In a sense, asking someone to deny their own inner reality causes them further rupture.  It was in “Night” that Elie Wiesel was able to summon his most private feelings about what had happened to him and he did so with unforgettable candor.  He wrote about the moment he stopped believing in God saying, “Blessed be God’s name?  Why, but why would I bless him?  Every fiber in me rebelled.  Because He caused thousands of children to burn in His mass graves?  Because He kept six crematoria working day and night, including Sabbath and the Holy Days?  Because in His great might, He had created Auschwitz, Birkenau, Buna, and so many other factories of death?  How could I say to Him: Blessed be Thou, Almighty, Master of the Universe, who chose us among all nations to be tortured day and night, to watch as our fathers, our mothers, our brothers end up in the furnaces?…But now, I no longer pleaded for anything.  I was no longer able to lament.  On the contrary.  I felt very strong.  I was the accuser, God the accused.  My eyes had opened and I was alone, terribly alone in a world without God, without man.”

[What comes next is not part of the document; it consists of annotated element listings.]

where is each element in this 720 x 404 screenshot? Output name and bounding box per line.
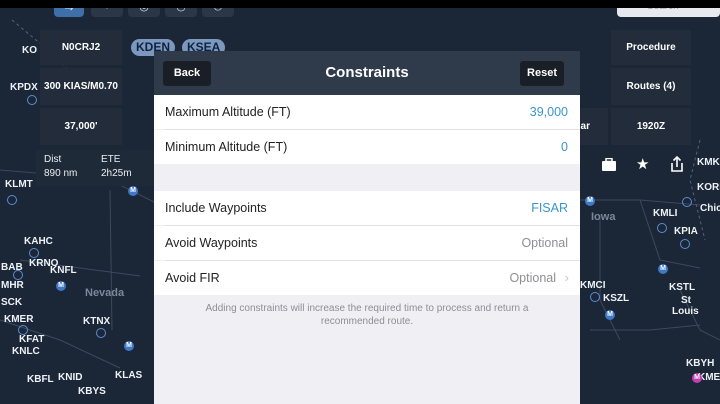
constraints-modal: Back Constraints Reset Maximum Altitude … [154, 51, 580, 404]
map-label[interactable]: KMCI [580, 280, 606, 291]
avoid-waypoints-label: Avoid Waypoints [165, 236, 258, 250]
map-label[interactable]: KLMT [5, 179, 33, 190]
map-label[interactable]: KNFL [50, 265, 77, 276]
airport-marker[interactable]: M [658, 264, 668, 274]
avoid-fir-value[interactable]: Optional [509, 271, 556, 285]
dist-value: 890 nm [44, 168, 78, 179]
airport-marker[interactable]: M [124, 341, 134, 351]
ete-label: ETE [101, 154, 121, 165]
tail-number-field[interactable]: N0CRJ2 [40, 30, 122, 65]
speed-field[interactable]: 300 KIAS/M0.70 [40, 68, 122, 105]
map-label[interactable]: Louis [672, 306, 699, 317]
reset-button[interactable]: Reset [520, 61, 564, 86]
map-label[interactable]: KBFL [27, 374, 54, 385]
waypoint-marker[interactable] [682, 197, 692, 207]
time-display: 1920Z [611, 108, 691, 145]
waypoint-marker[interactable] [657, 223, 667, 233]
map-label[interactable]: KTNX [83, 316, 110, 327]
airport-marker[interactable]: M [56, 281, 66, 291]
map-label[interactable]: St [681, 295, 691, 306]
map-label[interactable]: KORI [697, 182, 720, 193]
max-altitude-row[interactable]: Maximum Altitude (FT) 39,000 [154, 95, 580, 129]
waypoint-marker[interactable] [96, 328, 106, 338]
include-waypoints-value[interactable]: FISAR [531, 201, 568, 215]
share-icon[interactable] [669, 155, 685, 177]
max-altitude-value[interactable]: 39,000 [530, 105, 568, 119]
map-label[interactable]: KMER [4, 314, 33, 325]
app-screen: ⇆ ⌖ ◎ ◷ ⏻ Search N0CRJ2 300 KIAS/M0.70 3… [0, 0, 720, 404]
waypoint-marker[interactable] [18, 325, 28, 335]
map-label[interactable]: KLAS [115, 370, 142, 381]
state-label: Nevada [85, 287, 125, 299]
state-label: Iowa [591, 211, 616, 223]
procedure-button[interactable]: Procedure [611, 30, 691, 65]
map-label[interactable]: KBYH [686, 358, 714, 369]
waypoint-marker[interactable] [29, 248, 39, 258]
max-altitude-label: Maximum Altitude (FT) [165, 105, 291, 119]
avoid-fir-row[interactable]: Avoid FIR Optional › [154, 261, 580, 295]
min-altitude-value[interactable]: 0 [561, 140, 568, 154]
map-label[interactable]: KSZL [603, 293, 629, 304]
waypoint-marker[interactable] [7, 195, 17, 205]
ete-value: 2h25m [101, 168, 132, 179]
avoid-waypoints-value[interactable]: Optional [521, 236, 568, 250]
map-label[interactable]: KBYS [78, 386, 106, 397]
chevron-right-icon: › [564, 270, 569, 285]
map-label[interactable]: MHR [1, 280, 24, 291]
briefcase-icon[interactable] [601, 157, 617, 176]
routes-button[interactable]: Routes (4) [611, 68, 691, 105]
min-altitude-label: Minimum Altitude (FT) [165, 140, 288, 154]
map-label[interactable]: KNID [58, 372, 82, 383]
airport-marker[interactable]: M [128, 186, 138, 196]
airport-marker-highlight[interactable]: M [692, 373, 702, 383]
avoid-waypoints-row[interactable]: Avoid Waypoints Optional [154, 226, 580, 260]
map-label[interactable]: KAHC [24, 236, 53, 247]
map-label[interactable]: SCK [1, 297, 22, 308]
min-altitude-row[interactable]: Minimum Altitude (FT) 0 [154, 130, 580, 164]
waypoint-marker[interactable] [27, 95, 37, 105]
waypoint-marker[interactable] [13, 270, 23, 280]
avoid-fir-label: Avoid FIR [165, 271, 220, 285]
include-waypoints-row[interactable]: Include Waypoints FISAR [154, 191, 580, 225]
airport-marker[interactable]: M [605, 310, 615, 320]
map-label[interactable]: KO [22, 45, 37, 56]
constraints-footnote: Adding constraints will increase the req… [205, 303, 529, 327]
star-icon[interactable]: ★ [636, 155, 649, 173]
flight-info-bar: Dist 890 nm ETE 2h25m [36, 150, 154, 186]
modal-header: Back Constraints Reset [154, 51, 580, 95]
map-label[interactable]: KNLC [12, 346, 40, 357]
include-waypoints-label: Include Waypoints [165, 201, 267, 215]
airport-marker[interactable]: M [585, 196, 595, 206]
waypoint-marker[interactable] [680, 239, 690, 249]
map-label[interactable]: KPIA [674, 226, 698, 237]
map-label[interactable]: Chic [700, 203, 720, 214]
map-label[interactable]: KSTL [669, 282, 695, 293]
waypoint-marker[interactable] [590, 292, 600, 302]
dist-label: Dist [44, 154, 62, 165]
altitude-field[interactable]: 37,000' [40, 108, 122, 145]
map-label[interactable]: KPDX [10, 82, 38, 93]
modal-title: Constraints [325, 64, 409, 81]
map-label[interactable]: KMKE [697, 157, 720, 168]
map-label[interactable]: KMLI [653, 208, 677, 219]
top-letterbox [0, 0, 720, 8]
map-label[interactable]: KFAT [19, 334, 44, 345]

But Elie Wiesel returned to some sort of shaky truce with God and religious study and began to filter his memories through a religious narrative of faith and forgiveness.  He became the public Elie Wiesel, the one who is afraid to offend us, who wants to offer solace and ask for little in return.  The one who often seems awkward; sometimes disingenuous; a man cut off from his most primal feelings.  A man who presents a “self” to the world that becomes indistinguishable from his own inner self.

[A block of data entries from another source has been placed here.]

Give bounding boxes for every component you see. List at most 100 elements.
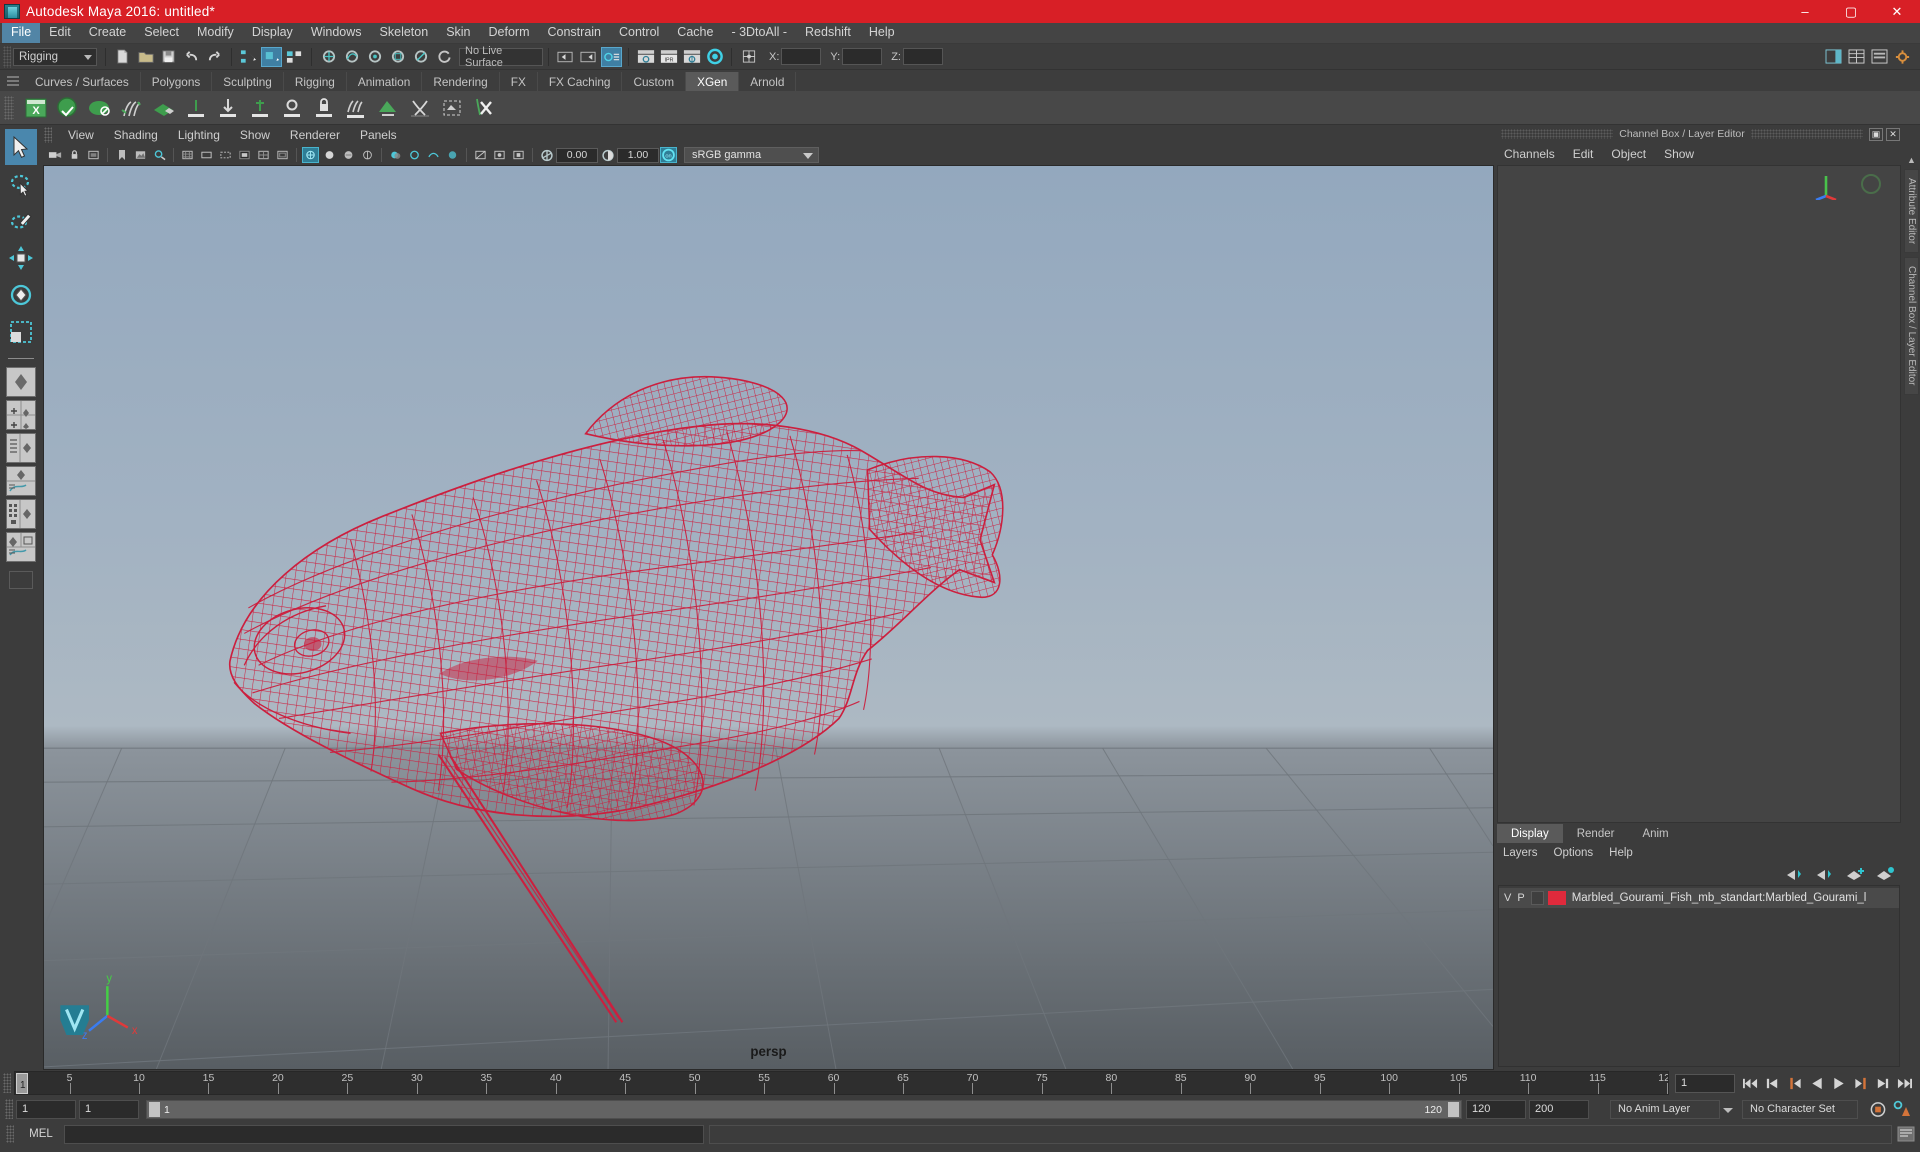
select-camera-icon[interactable] <box>47 147 64 163</box>
shelf-row-grip[interactable] <box>4 95 14 120</box>
menu-modify[interactable]: Modify <box>188 23 243 43</box>
xgen-mask-icon[interactable] <box>437 93 467 123</box>
channel-box-body[interactable] <box>1497 165 1901 823</box>
xray-joints-icon[interactable] <box>491 147 508 163</box>
xgen-sphere-icon[interactable] <box>53 93 83 123</box>
xgen-noise-icon[interactable] <box>341 93 371 123</box>
shelf-grip[interactable] <box>7 73 19 89</box>
menu-skeleton[interactable]: Skeleton <box>371 23 438 43</box>
auto-keyframe-icon[interactable] <box>1868 1100 1887 1119</box>
layer-tab-anim[interactable]: Anim <box>1628 824 1683 843</box>
safe-action-icon[interactable] <box>274 147 291 163</box>
menu-edit[interactable]: Edit <box>40 23 80 43</box>
new-layer-icon[interactable] <box>1846 867 1864 881</box>
layer-menu-options[interactable]: Options <box>1546 847 1602 859</box>
panel-float-button[interactable]: ▣ <box>1869 127 1883 141</box>
playback-end-time-field[interactable]: 120 <box>1466 1099 1526 1119</box>
xgen-length-brush-icon[interactable] <box>213 93 243 123</box>
xgen-width-brush-icon[interactable] <box>245 93 275 123</box>
render-settings-icon[interactable] <box>681 47 702 67</box>
shelf-tab-xgen[interactable]: XGen <box>686 72 740 91</box>
show-hide-panel-icon[interactable] <box>578 47 599 67</box>
menu-constrain[interactable]: Constrain <box>539 23 611 43</box>
field-chart-icon[interactable] <box>255 147 272 163</box>
channel-box-menu-show[interactable]: Show <box>1655 147 1703 161</box>
snap-to-projected-center-icon[interactable] <box>387 47 408 67</box>
command-output[interactable] <box>709 1124 1892 1144</box>
close-button[interactable]: ✕ <box>1874 0 1920 23</box>
color-management-toggle-icon[interactable]: on <box>660 147 677 163</box>
layer-shading-toggle[interactable] <box>1530 891 1544 905</box>
viewport-menu-lighting[interactable]: Lighting <box>168 128 230 142</box>
shelf-tab-curves-surfaces[interactable]: Curves / Surfaces <box>24 72 141 91</box>
menu-control[interactable]: Control <box>610 23 668 43</box>
current-frame-field[interactable]: 1 <box>1675 1073 1735 1093</box>
image-plane-icon[interactable] <box>132 147 149 163</box>
persp-graph-outliner-layout[interactable] <box>6 532 36 562</box>
viewport-menu-panels[interactable]: Panels <box>350 128 407 142</box>
resolution-gate-icon[interactable] <box>217 147 234 163</box>
multisample-icon[interactable] <box>444 147 461 163</box>
shelf-tab-rigging[interactable]: Rigging <box>283 72 347 91</box>
2d-pan-zoom-icon[interactable] <box>151 147 168 163</box>
redo-icon[interactable] <box>204 47 225 67</box>
anim-start-time-field[interactable]: 1 <box>16 1099 76 1119</box>
step-forward-key-icon[interactable] <box>1851 1074 1870 1093</box>
channel-box-toggle-icon[interactable] <box>1846 47 1867 67</box>
wireframe-icon[interactable] <box>302 147 319 163</box>
use-default-lighting-icon[interactable] <box>359 147 376 163</box>
menu-help[interactable]: Help <box>860 23 904 43</box>
sidebar-toggle-icon[interactable] <box>1823 47 1844 67</box>
xgen-density-brush-icon[interactable] <box>181 93 211 123</box>
playback-start-time-field[interactable]: 1 <box>79 1099 139 1119</box>
shelf-tab-arnold[interactable]: Arnold <box>739 72 797 91</box>
shelf-tab-rendering[interactable]: Rendering <box>422 72 500 91</box>
xgen-delete-icon[interactable] <box>469 93 499 123</box>
xgen-window-icon[interactable]: X <box>21 93 51 123</box>
xgen-preview-icon[interactable] <box>85 93 115 123</box>
channel-box-menu-edit[interactable]: Edit <box>1564 147 1603 161</box>
hardware-texture-icon[interactable] <box>340 147 357 163</box>
rotate-tool[interactable] <box>5 277 37 313</box>
xgen-lock-brush-icon[interactable] <box>309 93 339 123</box>
shelf-tab-sculpting[interactable]: Sculpting <box>212 72 284 91</box>
grid-toggle-icon[interactable] <box>179 147 196 163</box>
new-scene-icon[interactable] <box>112 47 133 67</box>
range-start-handle[interactable] <box>149 1101 160 1117</box>
film-gate-icon[interactable] <box>198 147 215 163</box>
help-icon[interactable] <box>1896 1125 1916 1143</box>
xray-icon[interactable] <box>472 147 489 163</box>
snap-to-grid-icon[interactable] <box>318 47 339 67</box>
color-management-selector[interactable]: sRGB gamma <box>684 147 819 163</box>
menu-create[interactable]: Create <box>80 23 136 43</box>
rail-tab-attribute-editor[interactable]: Attribute Editor <box>1904 169 1919 254</box>
hypershade-icon[interactable] <box>704 47 725 67</box>
select-by-component-icon[interactable] <box>284 47 305 67</box>
save-scene-icon[interactable] <box>158 47 179 67</box>
range-slider[interactable]: 1 120 <box>146 1099 1462 1119</box>
time-slider-grip[interactable] <box>3 1073 11 1093</box>
live-surface-field[interactable]: No Live Surface <box>459 45 543 69</box>
go-to-end-icon[interactable] <box>1895 1074 1914 1093</box>
make-live-icon[interactable] <box>433 47 454 67</box>
command-line-grip[interactable] <box>6 1125 14 1143</box>
x-coord-field[interactable] <box>781 48 822 65</box>
shelf-tab-fx-caching[interactable]: FX Caching <box>537 72 623 91</box>
menu-redshift[interactable]: Redshift <box>796 23 860 43</box>
lock-camera-icon[interactable] <box>66 147 83 163</box>
move-pivot-icon[interactable] <box>738 47 759 67</box>
select-tool[interactable] <box>5 129 37 165</box>
xgen-groom-icon[interactable] <box>117 93 147 123</box>
viewport-menu-show[interactable]: Show <box>230 128 280 142</box>
new-layer-from-selected-icon[interactable] <box>1876 867 1894 881</box>
layer-menu-help[interactable]: Help <box>1601 847 1641 859</box>
shelf-tab-animation[interactable]: Animation <box>346 72 423 91</box>
viewport-grip[interactable] <box>44 127 52 143</box>
shadows-icon[interactable] <box>387 147 404 163</box>
smooth-shade-icon[interactable] <box>321 147 338 163</box>
xgen-add-description-icon[interactable] <box>149 93 179 123</box>
current-time-indicator[interactable]: 1 <box>16 1073 28 1094</box>
y-coord-field[interactable] <box>842 48 883 65</box>
bookmark-icon[interactable] <box>113 147 130 163</box>
layer-playback-toggle[interactable]: P <box>1517 892 1526 904</box>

It is this Elie Wisel that comes to the forefront in “Open Heart” (Alfred A. Knopf, $20), his new short memoir about his recent open-heart surgery.  There is a void in his personal narratives, an absent presence that unsettles the reader.  The book begins in June of 2011 after he has returned from Jerusalem where he has spent some time with friends.  He discovers he needs a quadruple bypass and attempts to reveal to us his thoughts upon entering the surgical chamber.    He thinks warmly about his wife, his beloved son, his most cherished grandchildren and his many close friends.  He worries about his students.  Unexpectedly, he sees startling images of his dead mother and father and baby sister, which have become unusually vivid.  He recalls certain memories of his grown son as a little boy and how he felt overcome, even then, with a desire to protect him.  He writes movingly “Mornings, when he left for nursery school, Marion and I would walk him to the yellow school bus.  As I watched the vehicle draw away, my heart beat faster.  I see him still, his little hand motioning to us. And deep inside me I prayed to God to protect him.” 

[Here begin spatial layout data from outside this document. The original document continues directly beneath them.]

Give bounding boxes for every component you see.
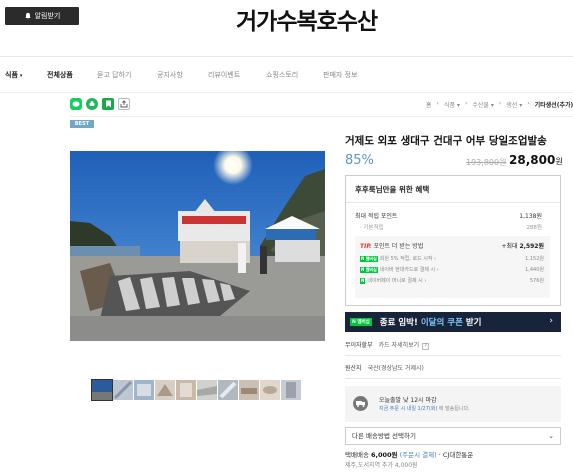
breadcrumb-sep: ›: [436, 100, 439, 107]
sale-price: 28,800원: [509, 153, 563, 167]
best-badge: BEST: [70, 120, 94, 128]
shipping-box: 오늘출발 낮 12시 마감 지금 주문 시 내일 1/27(화) 에 발송됩니다…: [345, 386, 561, 422]
band-icon[interactable]: [86, 98, 98, 110]
thumbnail[interactable]: [281, 380, 301, 400]
tip-max: +최대 2,592원: [501, 243, 545, 250]
membership-tag: N 멤버십: [350, 318, 372, 326]
thumbnail[interactable]: [218, 380, 238, 400]
nav-notice[interactable]: 공지사항: [157, 70, 183, 80]
card-detail-link[interactable]: 카드 자세히보기: [379, 342, 420, 349]
breadcrumb-divider: [70, 116, 573, 117]
benefit-title: 후후룩님만을 위한 혜택: [355, 185, 430, 194]
chevron-down-icon: ▾: [456, 102, 460, 109]
jeju-extra-fee: 제주,도서지역 추가 4,000원: [345, 462, 418, 469]
thumbnail[interactable]: [113, 380, 133, 400]
tip-title: TIP. 포인트 더 받는 방법: [360, 243, 424, 250]
tip-row-card[interactable]: N 멤버십 네이버 현대카드로 결제 시 ›: [360, 266, 439, 273]
breadcrumb-sep: ›: [498, 100, 502, 107]
thumbnail-strip: [91, 379, 301, 401]
shipping-fee: 택배배송 6,000원 (주문시 결제) · CJ대한통운: [345, 451, 474, 459]
thumbnail[interactable]: [197, 380, 217, 400]
bell-icon: [24, 12, 31, 20]
nav-review-event[interactable]: 리뷰이벤트: [208, 70, 240, 80]
nav-category[interactable]: 식품 ▾: [5, 70, 22, 80]
alarm-label: 알림받기: [34, 12, 61, 20]
npay-icon: N 멤버십: [360, 266, 378, 273]
breadcrumb-seafood[interactable]: 수산물 ▾: [472, 100, 494, 109]
bookmark-icon[interactable]: [102, 98, 114, 110]
breadcrumb-food[interactable]: 식품 ▾: [444, 100, 460, 109]
tip-row-membership[interactable]: N 멤버십 회원 5% 적립, 로드 시작 ›: [360, 255, 436, 262]
benefit-divider: [346, 202, 560, 203]
shipping-date: 지금 주문 시 내일 1/27(화) 에 발송됩니다.: [379, 406, 470, 412]
thumbnail[interactable]: [239, 380, 259, 400]
npay-icon: N: [360, 277, 366, 284]
main-nav: 식품 ▾ 전체상품 묻고 답하기 공지사항 리뷰이벤트 쇼핑스토리 판매자 정보: [0, 57, 573, 93]
product-title: 거제도 외포 생대구 건대구 어부 당일조업발송: [345, 135, 547, 147]
alarm-button[interactable]: 알림받기: [5, 7, 79, 25]
product-main-image[interactable]: [70, 151, 325, 341]
tip-row-value: 576원: [529, 278, 544, 284]
chevron-right-icon: ›: [549, 316, 553, 326]
thumbnail[interactable]: [91, 379, 113, 401]
shipping-method-select[interactable]: 다른 배송방법 선택하기 ⌄: [345, 427, 561, 445]
breadcrumb-current[interactable]: 기타생선(추가): [535, 100, 573, 109]
installment-row: 무이자할부 카드 자세히보기?: [345, 340, 430, 350]
breadcrumb-fish[interactable]: 생선 ▾: [506, 100, 522, 109]
thumbnail[interactable]: [134, 380, 154, 400]
store-logo[interactable]: 거가수복호수산: [236, 2, 378, 36]
chevron-down-icon: ⌄: [548, 432, 554, 440]
tip-row-value: 1,152원: [525, 256, 544, 262]
tip-row-value: 1,440원: [525, 267, 544, 273]
thumbnail[interactable]: [155, 380, 175, 400]
origin-row: 원산지 국산(경상남도 거제시): [345, 365, 424, 372]
max-point-label: 최대 적립 포인트: [355, 213, 398, 220]
breadcrumb: 홈 › 식품 ▾ › 수산물 ▾ › 생선 ▾ › 기타생선(추가): [426, 100, 573, 109]
truck-icon: [353, 396, 368, 411]
basic-point-value: 288원: [526, 225, 542, 231]
benefit-box: 후후룩님만을 위한 혜택 최대 적립 포인트 1,138원 · 기본적립 288…: [345, 175, 561, 306]
info-divider: [345, 378, 561, 379]
nav-seller-info[interactable]: 판매자 정보: [323, 70, 357, 80]
chevron-down-icon: ▾: [519, 102, 523, 109]
tip-box: TIP. 포인트 더 받는 방법 +최대 2,592원 N 멤버십 회원 5% 적…: [355, 236, 550, 298]
chevron-down-icon: ▾: [490, 102, 494, 109]
today-shipping-label: 오늘출발 낮 12시 마감: [379, 397, 437, 404]
chevron-down-icon: ▾: [19, 73, 23, 79]
nav-shopping-story[interactable]: 쇼핑스토리: [266, 70, 298, 80]
max-point-value: 1,138원: [519, 213, 542, 220]
share-row: [70, 98, 130, 110]
thumbnail[interactable]: [260, 380, 280, 400]
basic-point-label: · 기본적립: [360, 225, 384, 231]
help-icon[interactable]: ?: [422, 343, 430, 350]
product-page: 알림받기 거가수복호수산 식품 ▾ 전체상품 묻고 답하기 공지사항 리뷰이벤트 …: [0, 0, 573, 473]
nav-qna[interactable]: 묻고 답하기: [97, 70, 131, 80]
npay-icon: N 멤버십: [360, 255, 378, 262]
original-price: 193,800원: [466, 158, 507, 167]
coupon-banner[interactable]: N 멤버십 종료 임박! 이달의 쿠폰 받기 ›: [345, 312, 561, 332]
share-icon[interactable]: [118, 98, 130, 110]
breadcrumb-home[interactable]: 홈: [426, 100, 432, 109]
talk-icon[interactable]: [70, 98, 82, 110]
thumbnail[interactable]: [176, 380, 196, 400]
discount-rate: 85%: [345, 153, 374, 168]
breadcrumb-sep: ›: [527, 100, 530, 107]
tip-row-money[interactable]: N 네이버페이 머니로 결제 시 ›: [360, 277, 426, 284]
info-divider: [345, 355, 561, 356]
nav-all-products[interactable]: 전체상품: [47, 70, 73, 80]
coupon-text: 종료 임박! 이달의 쿠폰 받기: [379, 318, 482, 328]
breadcrumb-sep: ›: [464, 100, 468, 107]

As the memoir progresses Wiesel confesses he fears he has fallen short.  He asks, “Have I performed my duty as a survivor?  Have I transmitted all I was able to?  Too much, perhaps?…Did I commit a sin by saying too much, while fully knowing that no person who did not experience the proximity of death there can ever understand what we, the survivors, were subjected to from morning till night, under a silent sky?”  Still bewildered by God’s silence, he asks politely, “What shall I say to God?  That I was also counting on his help?  Shall I have the nerve to reproach Him for his incomprehensible silence while Satan was winning his victories?  While my father, Shlomo son of Eliezer and Nissel, lay dying on his cot?’’  Wiesel survives his heart surgery and a year after reports feeling strained and tired but still consumed by his relentless study of the ancient and immortal texts where he believes the answers lay hidden to his pleading questions.


Elaine Margolin is a frequent contributor of book reviews to the Jewish Journal and other publications.